There’s nothing like fresh, crisp, delicious, spring salad greens picked from your own urban garden.
Nothing.
Even if you buy your greens fresh from the farmer’s market, they’ll never be as fresh and sweet as the ones you pick from your own garden and have for dinner that night.
I say “that night” because you must pick salad greens on the day you plan to eat them, in the early morning before the sun climbs very high into the sky. They’ll be at their most succulent then, with drops of dew clinging to their leaves and to your fingers.
The lettuce mixture in the photo above is just about ready to pick. I’ll give them a few more days, especially since rain is forecast tomorrow. Lettuce is mostly water; water equals quick, succulent growth.

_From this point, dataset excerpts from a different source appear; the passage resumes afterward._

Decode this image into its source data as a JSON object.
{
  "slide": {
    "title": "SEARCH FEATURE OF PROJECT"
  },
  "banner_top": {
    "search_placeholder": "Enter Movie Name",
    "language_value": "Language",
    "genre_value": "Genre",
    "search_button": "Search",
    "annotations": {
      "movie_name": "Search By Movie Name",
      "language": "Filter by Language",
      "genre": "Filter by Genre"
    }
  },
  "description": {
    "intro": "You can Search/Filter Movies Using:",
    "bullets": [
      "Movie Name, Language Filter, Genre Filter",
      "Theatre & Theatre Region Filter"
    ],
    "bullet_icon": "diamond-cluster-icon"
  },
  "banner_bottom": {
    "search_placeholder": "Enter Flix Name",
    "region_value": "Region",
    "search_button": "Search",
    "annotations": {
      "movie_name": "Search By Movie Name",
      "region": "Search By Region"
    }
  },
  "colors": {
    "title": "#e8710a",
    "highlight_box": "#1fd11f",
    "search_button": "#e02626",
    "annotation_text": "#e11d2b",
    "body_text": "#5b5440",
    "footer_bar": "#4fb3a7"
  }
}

I have an unusual method for picking lettuce. Sometimes I go down the row with a scissors and cut off a cross-section of the mesclun or lettuce mix, leaving the roots to grow another crop of leaves.
Other times, I pick the largest plants in the patch of intensively planted salad greens. I immediately snip off the roots with a regular pair of scissors (this helps keep soil off the greens).
A week or so later, the smaller plants that I left in the garden have grown larger. I again go through the patch, picking the largest plants and snipping off the roots right then and there. Each time I thin out the larger plants, I leave the smaller ones.
They are at their most delicious when they’re about four to five inches high. Pick them then and leave all of the smaller ones to continue growing.
This effectively extends my lettuce harvest. Here’s my theory on why this works: lettuce has a tendency to get bitter and “bolt” or “go to seed” when hot summer weather sets in. The larger the plant, the greater the chance of this happening. But if you pick the larger plants, you’re left with the smaller ones, which put their energy into growing and have less of a tendency to turn bitter.
At least that’s what I’ve experienced.
Have you ever tried extending your lettuce harvest by picking the largest plants and leaving the smaller ones to continue growing?